Your second answer could be better phrased as, "well, we've all had the experience of working with people who don't pull their own weight, which can be a challenge to say the least, but that said, that kind of thing should be more the exception."

The conventional wisdom is that if you have five good group projects and one bad project, the problem is the group. If you have five bad projects and one good one, the problem is you. You don't want to tell them that you're the problem.




The 'conventional wisdom' you quote sounds valid in a professional environment. If your only experience of teamwork is with group projects in university then worrying that 'teamwork' equates to 'being saddled with a bunch of slackers' is entirely reasonable.

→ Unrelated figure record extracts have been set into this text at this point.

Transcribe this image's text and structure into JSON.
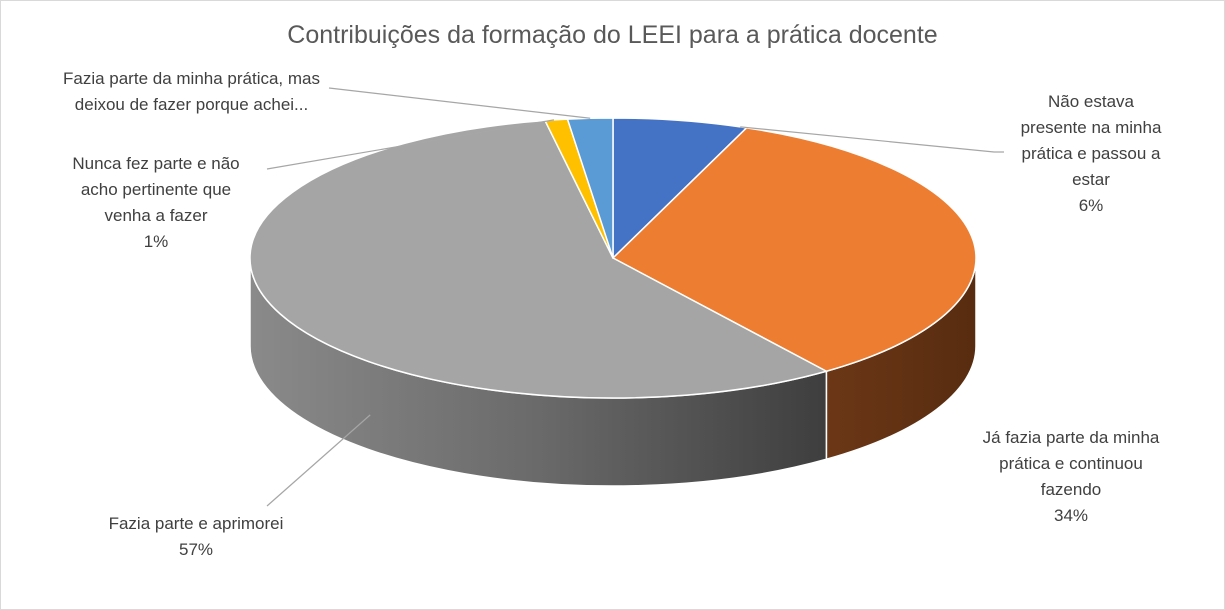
{
  "chart_data": {
    "type": "pie",
    "title": "Contribuições da formação do LEEI  para a prática docente",
    "slices": [
      {
        "label": "Não estava presente na minha prática e passou a estar",
        "display_lines": [
          "Não estava",
          "presente na minha",
          "prática e passou a",
          "estar"
        ],
        "value": 6,
        "percent_label": "6%",
        "color": "#4472c4",
        "side_color": "#2a4a82"
      },
      {
        "label": "Já fazia parte da minha prática e continuou fazendo",
        "display_lines": [
          "Já fazia parte da minha",
          "prática e continuou",
          "fazendo"
        ],
        "value": 34,
        "percent_label": "34%",
        "color": "#ed7d31",
        "side_color": "#633214"
      },
      {
        "label": "Fazia parte e aprimorei",
        "display_lines": [
          "Fazia parte e aprimorei"
        ],
        "value": 57,
        "percent_label": "57%",
        "color": "#a5a5a5",
        "side_color": "#6e6e6e"
      },
      {
        "label": "Nunca fez parte e não acho pertinente que venha a fazer",
        "display_lines": [
          "Nunca fez parte e não",
          "acho pertinente que",
          "venha a fazer"
        ],
        "value": 1,
        "percent_label": "1%",
        "color": "#ffc000",
        "side_color": "#a07800"
      },
      {
        "label": "Fazia parte da minha prática, mas deixou de fazer porque achei...",
        "display_lines": [
          "Fazia parte da minha prática, mas",
          "deixou de fazer porque achei..."
        ],
        "value": 2,
        "percent_label": "",
        "color": "#5b9bd5",
        "side_color": "#3a6a96"
      }
    ],
    "legend": "none",
    "style": "3d-pie",
    "data_labels": "outside with leader lines"
  }
}
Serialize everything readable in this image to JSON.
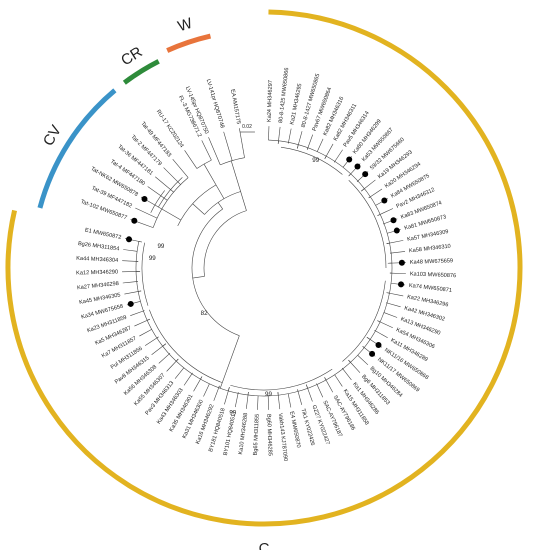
{
  "clades": [
    {
      "id": "C",
      "label": "C",
      "color": "#E2B320"
    },
    {
      "id": "CV",
      "label": "CV",
      "color": "#3A93C8"
    },
    {
      "id": "CR",
      "label": "CR",
      "color": "#2E8B3A"
    },
    {
      "id": "W",
      "label": "W",
      "color": "#E8743B"
    }
  ],
  "scale_bar": "0.02",
  "bootstrap_values": [
    "99",
    "99",
    "99",
    "82",
    "99",
    "99"
  ],
  "leaves_c": [
    {
      "name": "Ka24 MH346297"
    },
    {
      "name": "80-8-1425 MW650866"
    },
    {
      "name": "Ka21 MH346295"
    },
    {
      "name": "80-8-1427 MW650865"
    },
    {
      "name": "Pav67 MW650864"
    },
    {
      "name": "Ka82 MH346316"
    },
    {
      "name": "Ka62 MH346311"
    },
    {
      "name": "Pav5 MH346314"
    },
    {
      "name": "Ka60 MH346299",
      "dot": true
    },
    {
      "name": "Ka53 MW650867",
      "dot": true
    },
    {
      "name": "59/32 MW675660",
      "dot": true
    },
    {
      "name": "Ka19 MH346293"
    },
    {
      "name": "Ka20 MH346294"
    },
    {
      "name": "Ka84 MW650875",
      "dot": true
    },
    {
      "name": "Pav2 MH346312"
    },
    {
      "name": "Ka83 MW650874",
      "dot": true
    },
    {
      "name": "Ka81 MW650873",
      "dot": true
    },
    {
      "name": "Ka57 MH346309"
    },
    {
      "name": "Ka58 MH346310"
    },
    {
      "name": "Ka48 MW675659",
      "dot": true
    },
    {
      "name": "Ka103 MW650876"
    },
    {
      "name": "Ka74 MW650871",
      "dot": true
    },
    {
      "name": "Ka22 MH346296"
    },
    {
      "name": "Ka42 MH346302"
    },
    {
      "name": "Ka13 MH346290"
    },
    {
      "name": "Ka54 MH346306"
    },
    {
      "name": "Ka11 MH346289"
    },
    {
      "name": "NK11/16 MW650868",
      "dot": true
    },
    {
      "name": "NK11/17 MW650869",
      "dot": true
    },
    {
      "name": "Bg10 MH346284"
    },
    {
      "name": "Bg6 MH311853"
    },
    {
      "name": "Ka1 MH346286"
    },
    {
      "name": "Ka15 MH311858"
    },
    {
      "name": "SAC-AY796186"
    },
    {
      "name": "SAC-AY796187"
    },
    {
      "name": "GZ27 KY022427"
    },
    {
      "name": "Tik1 KY022426"
    },
    {
      "name": "E4 MW650870"
    },
    {
      "name": "Vakh143 KJ787090"
    },
    {
      "name": "Bg60 MH346285"
    },
    {
      "name": "Bg65 MH311855"
    },
    {
      "name": "Ka10 MH346288"
    },
    {
      "name": "BY101 HQ840517"
    },
    {
      "name": "BY181 HQ840518"
    },
    {
      "name": "Ka16 MH346292"
    },
    {
      "name": "Ka31 MH346300"
    },
    {
      "name": "Ka35 MH346301"
    },
    {
      "name": "Ka43 MH346303"
    },
    {
      "name": "Pav3 MH346313"
    },
    {
      "name": "Ka55 MH346307"
    },
    {
      "name": "Ka56 MH346308"
    },
    {
      "name": "Pav8 MH346315"
    },
    {
      "name": "Pul MH311856"
    },
    {
      "name": "Ka7 MH311857"
    },
    {
      "name": "Ka5 MH346287"
    },
    {
      "name": "Ka23 MH311859"
    },
    {
      "name": "Ka34 MW675658",
      "dot": true
    },
    {
      "name": "Ka45 MH346305"
    },
    {
      "name": "Ka27 MH346298"
    },
    {
      "name": "Ka12 MH346290"
    },
    {
      "name": "Ka44 MH346304"
    },
    {
      "name": "Bg26 MH311854"
    },
    {
      "name": "E1 MW650872",
      "dot": true
    }
  ],
  "leaves_cv": [
    {
      "name": "Tat-102 MW650877",
      "dot": true
    },
    {
      "name": "Tat-39 MF447182"
    },
    {
      "name": "Tat-NK62 MW650878",
      "dot": true
    },
    {
      "name": "Tat-4 MF447180"
    },
    {
      "name": "Tat-36 MF447181"
    },
    {
      "name": "Tat-2 MF447179"
    },
    {
      "name": "Tat-49 MF447183"
    }
  ],
  "leaves_cr": [
    {
      "name": "RU-17 KC202124"
    },
    {
      "name": "FL-3 MG738671.2"
    }
  ],
  "leaves_w": [
    {
      "name": "LV-145pr HQ870750"
    },
    {
      "name": "LV-141pr HQ870748"
    },
    {
      "name": "EA AM157175"
    }
  ]
}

I think their answer was a very honest answer, which was a classic rookie mistake (although totally excusable since it was their first 'real' job interview). After being round the block a couple of times, we learn to add some spin to the answer, the way you did, and the interviewer sees that we can play the game, and we get hired.


Yup, classic rookie mistake. My revised answer is still honest. I do enjoy working with other people. Also, I need to work with other people to improve my skills. But I am also comfortable going off on my own for a while and working on something. My current job (flight test instrumentation) is an even mixture of both solo work and team work. The older, more experienced me knows now that I need both types of work.


You're absolutely right on all of this. Your comment summarizes what I learned after this experience. I was much younger then, and didn't understand that last point in particular. Was I stuck in groups where we had outright slugs? Of course I was, and that happens in a non-professional environment like school. There were some things I could have done then that I understand now. I did everything I knew to do at the time.


Yeah. In retrospect, I said much worse things in my interviews after college. Part of it is lack of experience like you say, but I think a lot of it is also the amount of stress you're going through at that time of your life. I find all my negative traits come out front and center when I'm under lots of stress, which ironically means the worse things are going at my current job, the harder it is to get a better one.